I went to a school in Tucson called “Clinic for Hearing Impaired Children.” Now, the term “hearing impaired” went out years ago as it was considered not “politically correct”, but it was the ’80’s, and people were still learning how to help deaf and hard of hearing people gain a better quality of life and education.  I learned “Total Communication,” which is the method of teaching sign language while teaching how to speak and understand the English language.

While I was going there, my mom came every day and watched me in my classes through a one way window. She took the time to learn the signs and continue what I learned in school at home.

I wish I could say that was common with deaf children, but sadly, it isn’t. Most of the time, parents send their deaf children to a residental state school for the deaf and let the dorm parents take care of them. A few of them took the time and effort to learn sign so they could communicate with their children, and I do know a few of them.

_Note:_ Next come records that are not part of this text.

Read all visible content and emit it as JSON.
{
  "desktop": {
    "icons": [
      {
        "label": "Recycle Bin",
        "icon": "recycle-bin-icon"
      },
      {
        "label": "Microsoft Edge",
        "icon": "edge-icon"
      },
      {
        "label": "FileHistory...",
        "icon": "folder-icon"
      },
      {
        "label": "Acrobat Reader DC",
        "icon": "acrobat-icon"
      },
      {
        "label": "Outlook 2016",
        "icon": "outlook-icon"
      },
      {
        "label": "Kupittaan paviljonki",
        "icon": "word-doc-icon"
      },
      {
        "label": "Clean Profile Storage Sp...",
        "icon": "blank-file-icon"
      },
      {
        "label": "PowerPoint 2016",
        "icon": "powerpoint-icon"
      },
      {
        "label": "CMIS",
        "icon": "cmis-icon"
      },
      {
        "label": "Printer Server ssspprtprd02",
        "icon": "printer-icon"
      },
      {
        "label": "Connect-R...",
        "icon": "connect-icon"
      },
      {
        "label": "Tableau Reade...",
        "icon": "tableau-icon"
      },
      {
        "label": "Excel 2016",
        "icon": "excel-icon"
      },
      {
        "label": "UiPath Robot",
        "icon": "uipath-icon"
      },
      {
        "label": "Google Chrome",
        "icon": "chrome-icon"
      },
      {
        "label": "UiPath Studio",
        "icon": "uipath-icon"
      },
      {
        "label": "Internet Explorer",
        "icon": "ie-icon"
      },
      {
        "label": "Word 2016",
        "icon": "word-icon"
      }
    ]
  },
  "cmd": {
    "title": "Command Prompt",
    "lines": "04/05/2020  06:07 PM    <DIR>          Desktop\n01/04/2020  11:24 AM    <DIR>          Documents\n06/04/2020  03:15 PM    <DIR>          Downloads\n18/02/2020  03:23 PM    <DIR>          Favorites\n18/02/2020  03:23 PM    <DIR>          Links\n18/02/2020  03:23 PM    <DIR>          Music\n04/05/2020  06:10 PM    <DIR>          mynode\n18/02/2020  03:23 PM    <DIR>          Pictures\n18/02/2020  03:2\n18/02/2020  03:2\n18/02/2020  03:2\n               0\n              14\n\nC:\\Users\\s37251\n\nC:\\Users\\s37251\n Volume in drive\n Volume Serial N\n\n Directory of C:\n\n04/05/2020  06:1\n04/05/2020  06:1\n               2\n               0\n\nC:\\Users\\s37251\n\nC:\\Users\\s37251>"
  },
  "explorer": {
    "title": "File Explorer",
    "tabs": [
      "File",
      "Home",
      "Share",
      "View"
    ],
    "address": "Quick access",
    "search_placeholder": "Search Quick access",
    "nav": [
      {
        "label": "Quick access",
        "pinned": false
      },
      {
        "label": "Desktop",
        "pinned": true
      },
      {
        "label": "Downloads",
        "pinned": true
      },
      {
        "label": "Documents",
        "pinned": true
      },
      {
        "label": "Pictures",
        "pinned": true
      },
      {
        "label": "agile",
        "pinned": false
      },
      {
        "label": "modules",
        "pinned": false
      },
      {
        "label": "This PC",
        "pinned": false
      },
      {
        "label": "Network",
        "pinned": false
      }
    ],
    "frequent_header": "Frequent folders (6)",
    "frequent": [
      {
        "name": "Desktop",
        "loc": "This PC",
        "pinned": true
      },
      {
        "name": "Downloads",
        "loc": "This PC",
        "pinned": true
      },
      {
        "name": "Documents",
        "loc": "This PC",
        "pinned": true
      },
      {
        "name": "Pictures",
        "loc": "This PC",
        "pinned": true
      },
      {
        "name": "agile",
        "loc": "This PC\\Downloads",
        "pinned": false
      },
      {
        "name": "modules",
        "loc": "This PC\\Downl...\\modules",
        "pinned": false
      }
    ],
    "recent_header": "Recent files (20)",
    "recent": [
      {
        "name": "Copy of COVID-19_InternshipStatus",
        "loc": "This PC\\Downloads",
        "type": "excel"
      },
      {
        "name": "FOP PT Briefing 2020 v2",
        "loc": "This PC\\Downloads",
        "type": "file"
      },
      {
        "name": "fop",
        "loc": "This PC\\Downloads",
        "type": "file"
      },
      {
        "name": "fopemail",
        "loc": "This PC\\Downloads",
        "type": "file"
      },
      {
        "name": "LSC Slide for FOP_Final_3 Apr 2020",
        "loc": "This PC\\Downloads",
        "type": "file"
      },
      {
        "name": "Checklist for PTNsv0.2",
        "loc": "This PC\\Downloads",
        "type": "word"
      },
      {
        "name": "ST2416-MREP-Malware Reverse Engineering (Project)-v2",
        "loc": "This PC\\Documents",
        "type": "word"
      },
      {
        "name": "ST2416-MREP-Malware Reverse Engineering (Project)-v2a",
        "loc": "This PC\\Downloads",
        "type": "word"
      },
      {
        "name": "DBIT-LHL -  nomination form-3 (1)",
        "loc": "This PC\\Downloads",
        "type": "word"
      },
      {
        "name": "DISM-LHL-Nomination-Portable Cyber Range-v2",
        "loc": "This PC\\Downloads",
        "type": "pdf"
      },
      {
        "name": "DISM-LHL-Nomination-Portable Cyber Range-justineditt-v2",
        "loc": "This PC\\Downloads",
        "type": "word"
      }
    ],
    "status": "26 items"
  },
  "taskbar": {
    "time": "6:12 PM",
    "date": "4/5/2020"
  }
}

As I grew up, my mom was there being my “coach” on the swim team, my interpreter at church, and my advocate as I was mainstreamed in the public schools. She even became my teacher as she homeschooled me for a couple of years. She taught me to stand up for myself. She ingrained Philippians 4:13 in to my head. “Just because you are deaf, it doesn’t mean you can’t do anything.”

At 11 years old, I lost partial vision in my right eye. I went to eye doctors and specialists and found out that I had a tear in my retina in the central part of my vision. Once it healed, it left a permanent scar in the center of my vision. My eye became lazy and permanently shifted to the right, giving me the ability to use the remaining of my vision to see some things around me.

That didn’t stop me.

I went to Hawaii with my Girl Scout troop, and my mom was my offical interpreter for the trip. What a blast! She encouraged me when I found my love for signing songs. When it came to deciding college, she was all for me going 2000 miles from home to Gallaudet University. What mom would do that?! She knew it was the right school for me.

Now as a mom, she has been a huge support and friend when I went through rough patches, and in turn, I was able to be there for her when she went through hers.  We are miles away from each other, but thanks to technology, we visit online almost every day, and we do video chats to share how we’re doing.

All of that…. Is my Mom. God blessed me in having an amazing Mom, and I wouldn’t trade it for the world.